Contrary to the thoughts of your AF major, this isn't something that has any traction. One simply has to read AF doctrine and the musing of its leaders to know this.
All things being equal, of course this idea would never gain any traction. Theory is not enough to finish a large institution with a budget larger than the GDP of most countries that has existed for 60 years. Necessity, of the financial kind primarily, could bring this to pass. Not in 5 years, but maybe in 10. My Major friend told me that since he came on active duty in 1991 (enlisted), until the present time, the Air Force has shrunk 12-15,000 servicemembers a year, averaged out over time. If this rate keeps up, and remember, the Air Force is undergoing "force shaping" right now - the Air Force will come to the point where it is too small in terms of manpower to support being a full service. It is getting close in size to the USMC; that service of course is subordinate to the Navy and many of its functions, logistical and administrative, are done by the Navy. It is too small to be independent. The Air Force as currently constituted has more missions than the USMC, and most importantly, relies on vastly more expensive gear to carry it out. Can't remember the source right now, but I believe an Air Force general said publicly that the current round of force shaping was undertaken largely to afford the F-22. Considering that combat aircraft only get more expensive over time (much more, in our case), this problem will just get worse.

These factors taken together paint a very bleak future for the Air Force. The Air Force's reliance on it, its insistence to have the absolute, very best technology, combined with a future of small wars and shrinking defense budgets (and probably shrinking US economy, at some point), is going to put that service into an intolerable squeeze. It won't be able to afford its gizmos and all the bits that go into making it a service.

What happens in the financial world when organizations become too expensive to operate? They get reduced, redundancies get dropped, organizations get merged with others to save money and boost efficiency. I can easily see such a future where the Air Force could face being folded back into the Army on just such financial grounds; perhaps the new USAAF could maintain its identity just as the USMC maintains its own in the Department of the Navy? Maybe not, but it seems a plausible scenario to me.

Of course only the AF pursues its budgetary agenda aggressively! Seriously though, I fail to understand how the UAV issue is "poaching" a broad Army competency. <snip>

Oh, another thought. Instead of arguing like children over who should get what, maybe we should be talking about how we (the AF) can better serve you (the Army). I've never understood the parochial nature of our armed services; maybe its because I'm a retread. Or maybe I'm just a dreamer...
wm addressed the UAV issue more succinctly than I ever could.

On a side note, parochialism will always exist where you have strong institutional identities. It's not always bad, but when budgets and strategy get involved, it is. As annoying as it all can be, I don't think it's really a childish matter, because past the pettiness, you get down to real differences in strategic outlook and military policy that have great consequences for the country and the world.

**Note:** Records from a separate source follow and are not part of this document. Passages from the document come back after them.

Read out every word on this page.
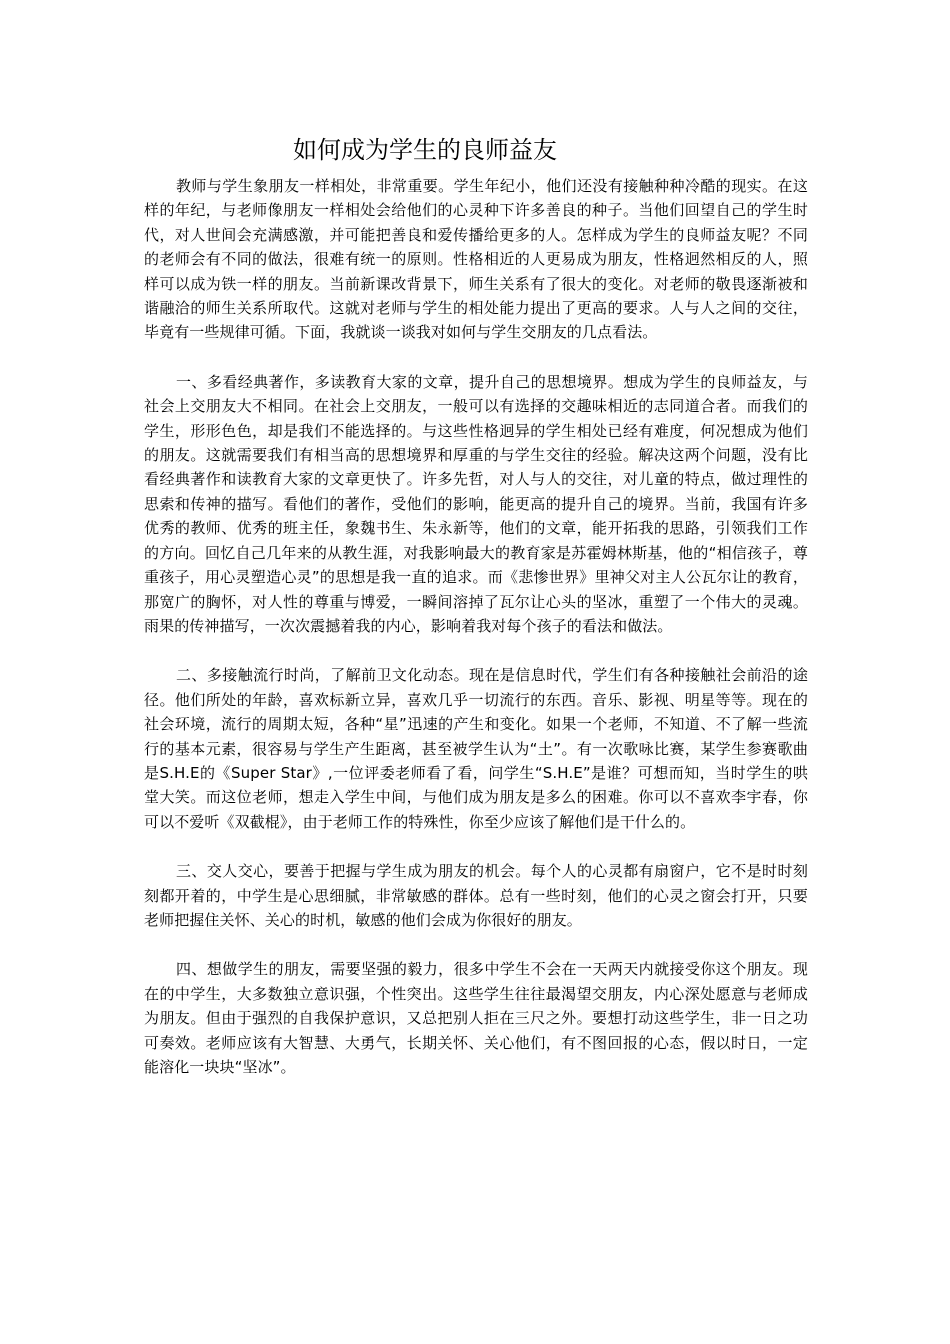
如何成为学生的良师益友

教师与学生象朋友一样相处，非常重要。学生年纪小，他们还没有接触种种冷酷的现实。在这样的年纪，与老师像朋友一样相处会给他们的心灵种下许多善良的种子。当他们回望自己的学生时代，对人世间会充满感激，并可能把善良和爱传播给更多的人。怎样成为学生的良师益友呢？不同的老师会有不同的做法，很难有统一的原则。性格相近的人更易成为朋友，性格迥然相反的人，照样可以成为铁一样的朋友。当前新课改背景下，师生关系有了很大的变化。对老师的敬畏逐渐被和谐融洽的师生关系所取代。这就对老师与学生的相处能力提出了更高的要求。人与人之间的交往，毕竟有一些规律可循。下面，我就谈一谈我对如何与学生交朋友的几点看法。

一、多看经典著作，多读教育大家的文章，提升自己的思想境界。想成为学生的良师益友，与社会上交朋友大不相同。在社会上交朋友，一般可以有选择的交趣味相近的志同道合者。而我们的学生，形形色色，却是我们不能选择的。与这些性格迥异的学生相处已经有难度，何况想成为他们的朋友。这就需要我们有相当高的思想境界和厚重的与学生交往的经验。解决这两个问题，没有比看经典著作和读教育大家的文章更快了。许多先哲，对人与人的交往，对儿童的特点，做过理性的思索和传神的描写。看他们的著作，受他们的影响，能更高的提升自己的境界。当前，我国有许多优秀的教师、优秀的班主任，象魏书生、朱永新等，他们的文章，能开拓我的思路，引领我们工作的方向。回忆自己几年来的从教生涯，对我影响最大的教育家是苏霍姆林斯基，他的“相信孩子，尊重孩子，用心灵塑造心灵”的思想是我一直的追求。而《悲惨世界》里神父对主人公瓦尔让的教育，那宽广的胸怀，对人性的尊重与博爱，一瞬间溶掉了瓦尔让心头的坚冰，重塑了一个伟大的灵魂。雨果的传神描写，一次次震撼着我的内心，影响着我对每个孩子的看法和做法。

二、多接触流行时尚，了解前卫文化动态。现在是信息时代，学生们有各种接触社会前沿的途径。他们所处的年龄，喜欢标新立异，喜欢几乎一切流行的东西。音乐、影视、明星等等。现在的社会环境，流行的周期太短，各种“星”迅速的产生和变化。如果一个老师，不知道、不了解一些流行的基本元素，很容易与学生产生距离，甚至被学生认为“土”。有一次歌咏比赛，某学生参赛歌曲是S.H.E的《Super Star》,一位评委老师看了看，问学生“S.H.E”是谁？可想而知，当时学生的哄堂大笑。而这位老师，想走入学生中间，与他们成为朋友是多么的困难。你可以不喜欢李宇春，你可以不爱听《双截棍》，由于老师工作的特殊性，你至少应该了解他们是干什么的。

三、交人交心，要善于把握与学生成为朋友的机会。每个人的心灵都有扇窗户，它不是时时刻刻都开着的，中学生是心思细腻，非常敏感的群体。总有一些时刻，他们的心灵之窗会打开，只要老师把握住关怀、关心的时机，敏感的他们会成为你很好的朋友。

四、想做学生的朋友，需要坚强的毅力，很多中学生不会在一天两天内就接受你这个朋友。现在的中学生，大多数独立意识强，个性突出。这些学生往往最渴望交朋友，内心深处愿意与老师成为朋友。但由于强烈的自我保护意识，又总把别人拒在三尺之外。要想打动这些学生，非一日之功可奏效。老师应该有大智慧、大勇气，长期关怀、关心他们，有不图回报的心态，假以时日，一定能溶化一块块“坚冰”。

And these issues unfortunately are greatly complicated in that those services and organizations who are competing to have their visions validated, funded and put into practice are playing a multilevel game - the choices made, say in the conduct of a war, have effects beyond their immediate context. Whatever is decided affects the future form, size and sometimes even existence of the contending organizations. Add to that the humans who comprise these organizations have personal ambitions, they have mortgages to pay and families to feed, their personal futures are tied up with the organization they serve, so they will push agendas out of self interest as often as they will out of national interest.